Publication year - 2012
Publication title -
clinical physiology and functional imaging
Language(s) - English
Resource type - Journals
SCImago Journal Rank - 0.608
H-Index - 67
eISSN - 1475-097X
pISSN - 1475-0961
DOI - 10.1111/j.1475-097x.2012.01136.x
Subject(s) - medicine , cardiology , perfusion , blood pressure , cardiac output , coronary perfusion pressure , diastole , stroke volume , aortic pressure , heart rate , anesthesia , resuscitation , cardiopulmonary resuscitation
Summary Aortic reservoir function is a measure of the aorta's ability to distribute blood during diastole, attenuating the pulsatility of blood flow, and is important in balancing cardiac flow.
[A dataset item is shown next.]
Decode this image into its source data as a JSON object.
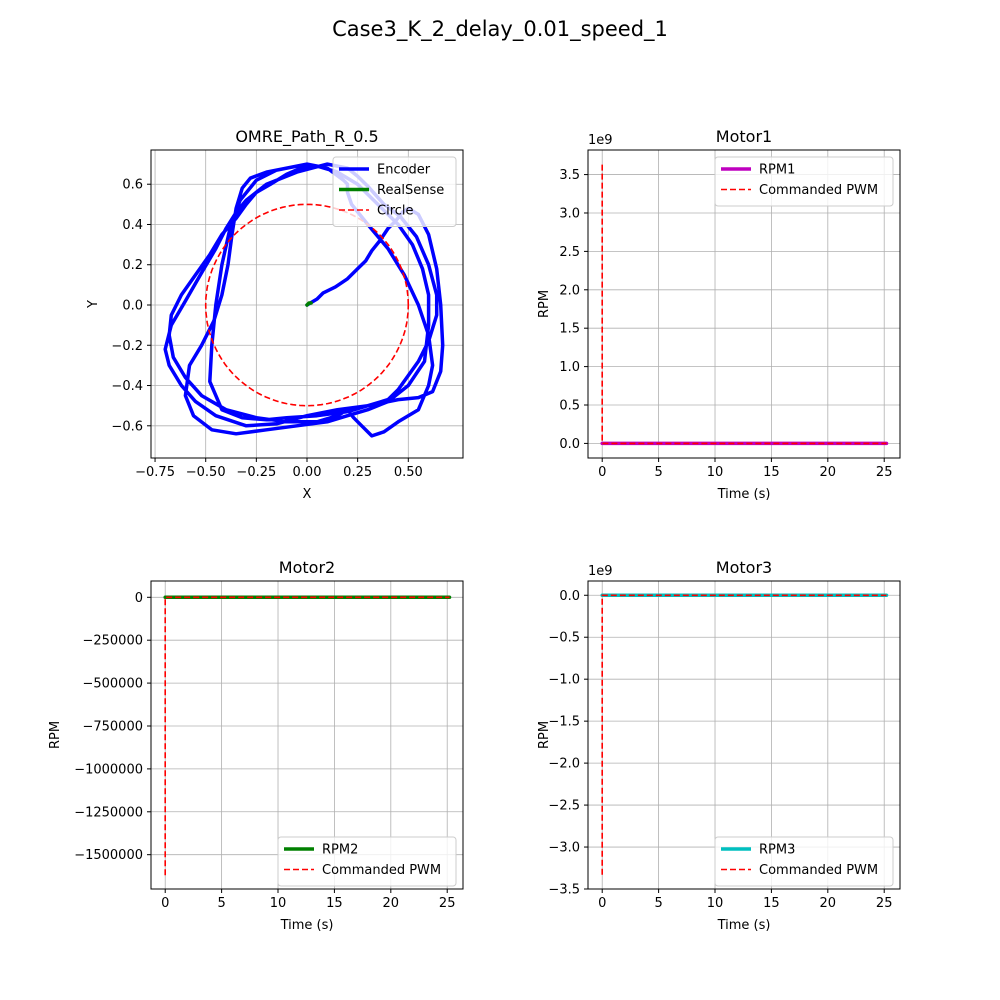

Effects of acute high versus moderate exercise intensity on reservoir function and cardiac energetics is unknown. Eighteen athletes completed a interval ( INT ) and steady‐state ( SS ) cycling bout at 60% of VO 2 peak. Reservoir function was calculated as the ratio of diastolic run‐off to stroke volume and expressed as a percentage. Coronary perfusion pressure was derived from tissue Doppler imaging and echocardiography. Systolic tension–time integral ( TTI ) from the aortic pressure waveform served as a measure of myocardial oxygen consumption. All measures were made at rest, 30‐min postexercise and 60‐min postexercise. Average reservoir function before SS was 76%, which was reduced to 62% 30‐min post‐ SS and 67% 60‐min post‐ SS ( P <0.05). Significantly greater reductions in reservoir function were seen following INT (from 71% pre‐ INT to 45% 30‐min post‐ INT and 53% 60‐min INT , P <0.05). Estimated coronary perfusion pressure was reduced 30 min following INT but not SS ; both bouts reduced coronary perfusion pressure at 60‐min postexercise ( P <0.05). TTI increased following both INT and SS at 30‐ and 60‐min postexercise with greater increases following INT ( P <0.05). Following exercise, reservoir function was associated with TTI ( P <0.05), but not coronary perfusion pressure ( P >0.05). We conclude that reservoir function is attenuated following acute SS and INT , but these reductions were greater post‐ INT , suggesting that exercise intensity affects reservoir function. Reduction of reservoir function following exercise is related to TTI , a reflection of myocardial oxygen consumption but apparently not associated with coronary perfusion pressure.